ATLANTA – A once plain, chipped white wall at the corner of Lowery and Fair streets is now at the center of the biggest trade deals for the National Football League this year. On Wednesday, Fabian Williams painted a mural of Collin Kaepernick wearing the No. 7, leaving fans speculating what’s next for the former San Francisco 49ers quarterback.
Williams believes Kaepernick is true to Atlanta’s civil rights leadership and would be the ideal Falcon. During a phone interview with 11Alive’s Ryan J. Dennis, the self-taught artist revealed what inspired his vision for the mural #KAEPTLANTA.
“My work is political. I create my work like a journalist but from an emotional stand point, and obviously, this is my feelings of the time. Kaepernick, to me, is like Muhammad Ali. He really put himself out there on the lines of his career. He stood for what he wanted. He refused to be in the Vietnam War and they took away his title, his license…His stand was historically a victory and I believe that is what Kaepernick is doing,”

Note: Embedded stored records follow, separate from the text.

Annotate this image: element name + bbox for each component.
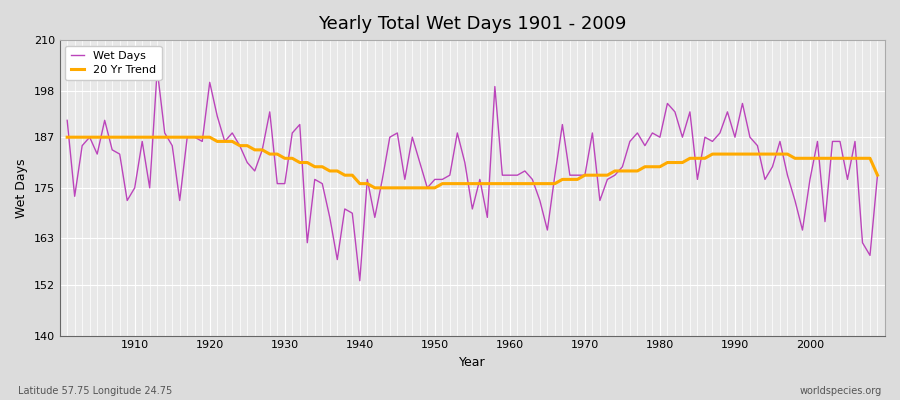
20 Yr Trend	[122, 135, 132, 140]
20 Yr Trend	[287, 156, 298, 161]
Wet Days	[339, 206, 350, 211]
X-axis label: Year: Year	[459, 356, 486, 369]
Title: Yearly Total Wet Days 1901 - 2009: Yearly Total Wet Days 1901 - 2009	[318, 15, 626, 33]
Wet Days	[152, 67, 163, 72]
Wet Days	[122, 198, 132, 203]
Wet Days	[512, 173, 523, 178]
20 Yr Trend	[62, 135, 73, 140]
20 Yr Trend	[872, 173, 883, 178]
Wet Days	[872, 173, 883, 178]
20 Yr Trend	[512, 181, 523, 186]
20 Yr Trend	[332, 168, 343, 173]
Line: Wet Days: Wet Days	[68, 70, 878, 281]
Line: 20 Yr Trend: 20 Yr Trend	[68, 137, 878, 188]
Wet Days	[294, 122, 305, 127]
Text: worldspecies.org: worldspecies.org	[800, 386, 882, 396]
Legend: Wet Days, 20 Yr Trend: Wet Days, 20 Yr Trend	[65, 46, 162, 80]
Wet Days	[355, 278, 365, 283]
20 Yr Trend	[504, 181, 515, 186]
20 Yr Trend	[369, 186, 380, 190]
Text: Latitude 57.75 Longitude 24.75: Latitude 57.75 Longitude 24.75	[18, 386, 172, 396]
Wet Days	[609, 173, 620, 178]
Wet Days	[62, 118, 73, 123]
Y-axis label: Wet Days: Wet Days	[15, 158, 28, 218]
20 Yr Trend	[602, 173, 613, 178]
Wet Days	[519, 168, 530, 173]
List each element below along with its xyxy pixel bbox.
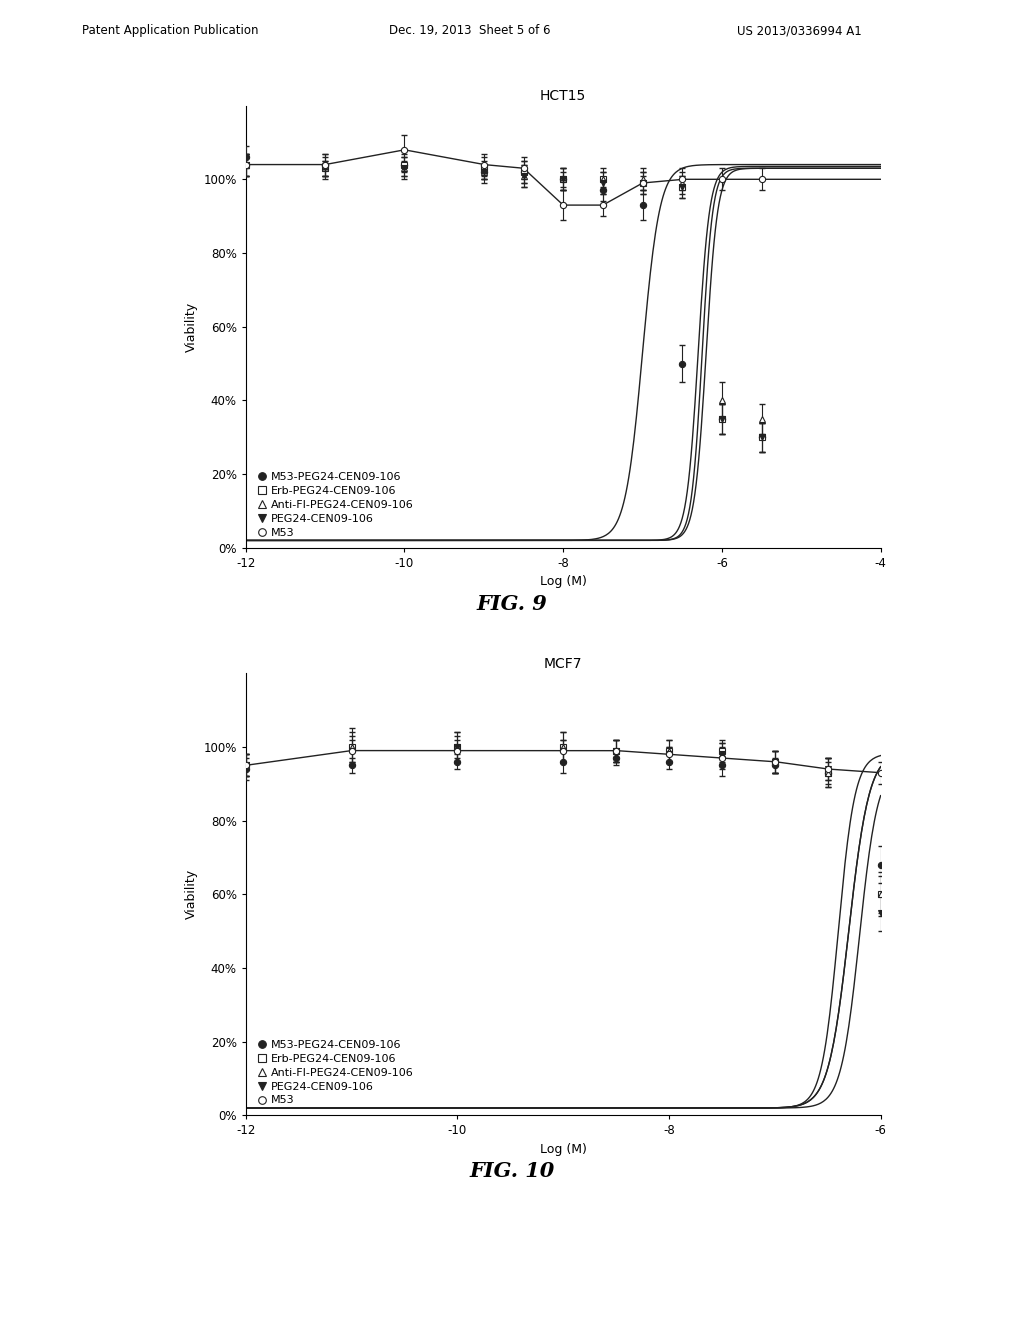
Text: FIG. 10: FIG. 10 [469, 1162, 555, 1181]
Text: Dec. 19, 2013  Sheet 5 of 6: Dec. 19, 2013 Sheet 5 of 6 [389, 24, 551, 37]
Legend: M53-PEG24-CEN09-106, Erb-PEG24-CEN09-106, Anti-FI-PEG24-CEN09-106, PEG24-CEN09-1: M53-PEG24-CEN09-106, Erb-PEG24-CEN09-106… [258, 1040, 414, 1105]
X-axis label: Log (M): Log (M) [540, 576, 587, 589]
Title: MCF7: MCF7 [544, 656, 583, 671]
Title: HCT15: HCT15 [540, 88, 587, 103]
X-axis label: Log (M): Log (M) [540, 1143, 587, 1156]
Y-axis label: Viability: Viability [184, 870, 198, 919]
Y-axis label: Viability: Viability [184, 302, 198, 351]
Text: Patent Application Publication: Patent Application Publication [82, 24, 258, 37]
Legend: M53-PEG24-CEN09-106, Erb-PEG24-CEN09-106, Anti-FI-PEG24-CEN09-106, PEG24-CEN09-1: M53-PEG24-CEN09-106, Erb-PEG24-CEN09-106… [258, 473, 414, 537]
Text: US 2013/0336994 A1: US 2013/0336994 A1 [737, 24, 862, 37]
Text: FIG. 9: FIG. 9 [476, 594, 548, 614]
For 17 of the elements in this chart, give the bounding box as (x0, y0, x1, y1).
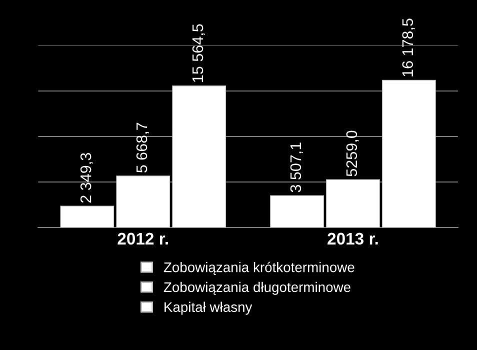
data-label: 5 668,7 (136, 122, 150, 173)
legend-label: Zobowiązania długoterminowe (164, 282, 350, 295)
legend-label: Zobowiązania krótkoterminowe (164, 262, 354, 275)
legend-label: Kapitał własny (164, 302, 252, 315)
data-label: 3 507,1 (290, 142, 303, 192)
data-label: 2 349,3 (80, 153, 94, 203)
data-label: 15 564,5 (192, 24, 205, 82)
x-tick-label: 2013 r. (328, 232, 378, 245)
bar (382, 80, 436, 228)
bar (172, 86, 226, 228)
bar (326, 179, 380, 228)
x-tick-label: 2012 r. (118, 232, 168, 245)
data-label: 16 178,5 (402, 18, 415, 76)
bar (116, 176, 170, 228)
bar (270, 195, 324, 228)
data-label: 5259,0 (346, 130, 359, 176)
bar (60, 206, 114, 228)
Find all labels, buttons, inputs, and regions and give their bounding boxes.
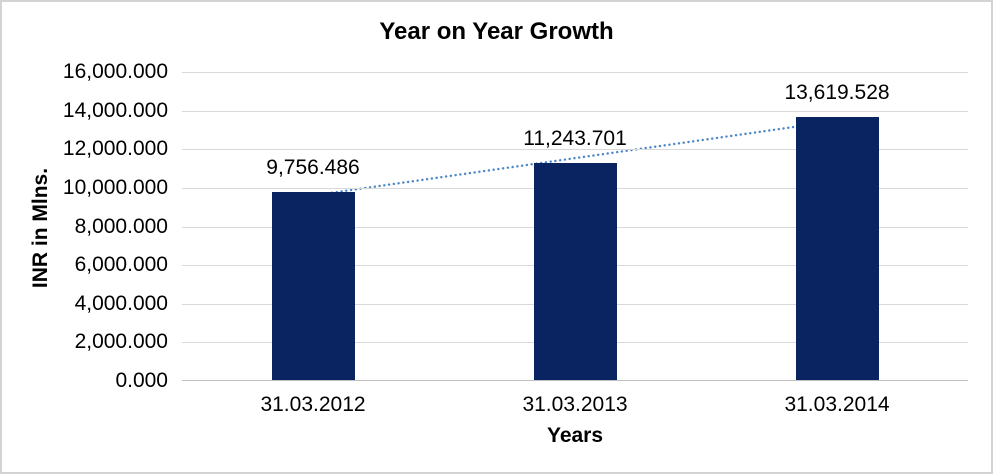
x-axis-tick-labels: 31.03.2012 31.03.2013 31.03.2014	[182, 393, 968, 419]
gridline	[182, 110, 968, 112]
x-tick-label: 31.03.2014	[784, 393, 890, 416]
plot-area: 9,756.486 11,243.701 13,619.528	[182, 72, 968, 381]
y-tick-label: 16,000.000	[62, 60, 168, 83]
trendline-layer	[311, 119, 839, 197]
y-tick-label: 10,000.000	[62, 175, 168, 199]
chart-title: Year on Year Growth	[379, 18, 614, 45]
y-tick-label: 6,000.000	[74, 253, 168, 277]
gridline	[182, 72, 968, 73]
bar	[795, 116, 879, 380]
y-tick-label: 4,000.000	[74, 291, 168, 315]
trendline	[311, 119, 839, 197]
data-label: 11,243.701	[523, 126, 627, 150]
y-tick-label: 12,000.000	[62, 137, 168, 161]
y-tick-label: 8,000.000	[74, 214, 168, 238]
bar	[271, 191, 355, 380]
x-tick-label: 31.03.2013	[522, 393, 628, 416]
bar	[533, 162, 617, 380]
x-axis-title: Years	[546, 424, 604, 447]
y-tick-label: 14,000.000	[62, 98, 168, 122]
x-tick-label: 31.03.2012	[260, 393, 366, 416]
y-tick-label: 0.000	[115, 369, 168, 392]
data-label: 13,619.528	[784, 80, 890, 104]
gridline	[182, 149, 968, 151]
y-tick-label: 2,000.000	[74, 330, 168, 354]
data-label: 9,756.486	[266, 155, 360, 179]
y-axis-tick-labels: 0.000 2,000.000 4,000.000 6,000.000 8,000.00…	[2, 60, 168, 392]
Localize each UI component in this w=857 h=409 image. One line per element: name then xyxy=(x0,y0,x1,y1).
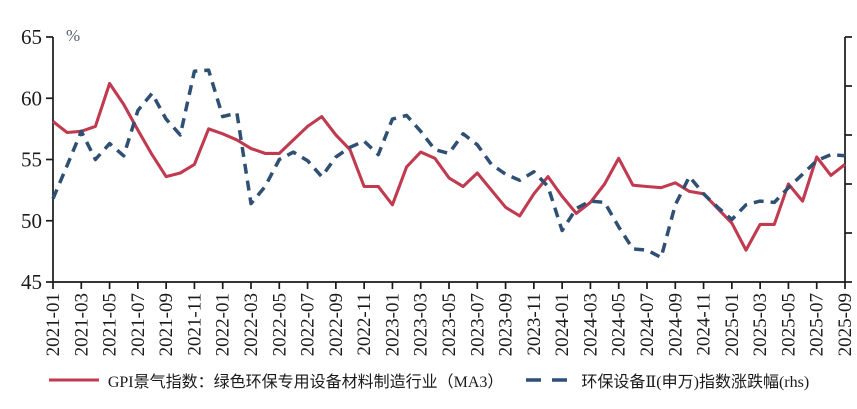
x-tick-label: 2025-03 xyxy=(750,293,771,356)
y-tick-label: 55 xyxy=(21,148,42,172)
x-tick-label: 2021-01 xyxy=(43,293,64,356)
x-tick-label: 2023-11 xyxy=(524,293,545,356)
x-tick-label: 2022-11 xyxy=(354,293,375,356)
x-tick-label: 2021-03 xyxy=(71,293,92,356)
x-tick-label: 2023-05 xyxy=(439,293,460,356)
y-tick-label: 65 xyxy=(21,25,42,49)
x-tick-label: 2023-03 xyxy=(411,293,432,356)
x-tick-label: 2023-01 xyxy=(382,293,403,356)
y-axis-unit-label: % xyxy=(66,26,80,45)
x-tick-label: 2022-07 xyxy=(298,293,319,356)
y-axis-right xyxy=(845,36,852,283)
legend-label-shenwan: 环保设备Ⅱ(申万)指数涨跌幅(rhs) xyxy=(581,374,810,391)
x-tick-label: 2025-09 xyxy=(835,293,856,356)
x-tick-label: 2023-09 xyxy=(496,293,517,356)
x-tick-label: 2021-07 xyxy=(128,293,149,356)
y-tick-label: 50 xyxy=(21,209,42,233)
x-tick-label: 2024-01 xyxy=(552,293,573,356)
legend-item-gpi: GPI景气指数：绿色环保专用设备材料制造行业（MA3） xyxy=(48,368,504,392)
x-tick-label: 2021-05 xyxy=(100,293,121,356)
x-tick-label: 2024-11 xyxy=(694,293,715,356)
gpi-series-line xyxy=(52,81,846,252)
legend-item-shenwan: 环保设备Ⅱ(申万)指数涨跌幅(rhs) xyxy=(525,368,809,392)
legend-label-gpi: GPI景气指数：绿色环保专用设备材料制造行业（MA3） xyxy=(107,374,504,391)
shenwan-dashed-swatch-icon xyxy=(526,378,573,382)
x-tick-label: 2025-07 xyxy=(807,293,828,356)
x-tick-label: 2023-07 xyxy=(467,293,488,356)
x-tick-label: 2024-09 xyxy=(665,293,686,356)
x-tick-label: 2021-09 xyxy=(156,293,177,356)
x-tick-label: 2024-05 xyxy=(609,293,630,356)
y-tick-label: 60 xyxy=(21,86,42,110)
y-axis-left: 45 50 55 60 65 xyxy=(21,25,53,294)
x-tick-label: 2024-07 xyxy=(637,293,658,356)
x-tick-label: 2025-05 xyxy=(778,293,799,356)
y-tick-label: 45 xyxy=(21,270,42,294)
x-tick-label: 2025-01 xyxy=(722,293,743,356)
x-tick-label: 2024-03 xyxy=(580,293,601,356)
x-tick-label: 2022-05 xyxy=(269,293,290,356)
x-axis: 2021-01 2021-03 2021-05 2021-07 2021-09 2021-… xyxy=(43,282,856,356)
x-tick-label: 2022-01 xyxy=(213,293,234,356)
chart-legend: GPI景气指数：绿色环保专用设备材料制造行业（MA3） 环保设备Ⅱ(申万)指数涨… xyxy=(0,362,857,398)
shenwan-series-line xyxy=(51,68,846,260)
x-tick-label: 2022-03 xyxy=(241,293,262,356)
x-tick-label: 2021-11 xyxy=(184,293,205,356)
gpi-line-swatch-icon xyxy=(48,378,99,382)
axes xyxy=(52,37,846,283)
x-tick-label: 2022-09 xyxy=(326,293,347,356)
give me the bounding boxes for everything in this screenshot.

The reason why Colin Kaepernick is still a free agent is the subject of discussion; he’s a 2011 second draft still in the progressive stages of his career. When in comparison to other African-American quarterbacks like Russell Wilson and Cam Newton, the 29-year-old Milwaukee native has been the topic of sideline blotter since August 2016, when he decided to not stand during the National Anthem.
“The true nature of the National Anthem for this country has been revealed," Williams said. "I don’t see what people are mad about.”
Kaepernick has become an advocate for civil rights, taking a stand on police brutality and racism.
The mural strikes Kaepernick as a Falcon wearing No. 7, which was former Falcons quarterback Michael Vick’s old number.
“The No. 7 jersey is Kaepernick's number from San Francisco, but for me it just so happens to be Vick’s old jersey. But the No. 7 to me means affinity and great things happen around the number,” Williams said. “I look at it more as a blessing. I don’t really extend it to Vick.”
Williams, who began doing street art four years ago, hopes the images convey a new era of civil rights leaders in Atlanta.
“Maybe in other parts of the country there’s static with where he stands, but not here in Atlanta,” Williams said.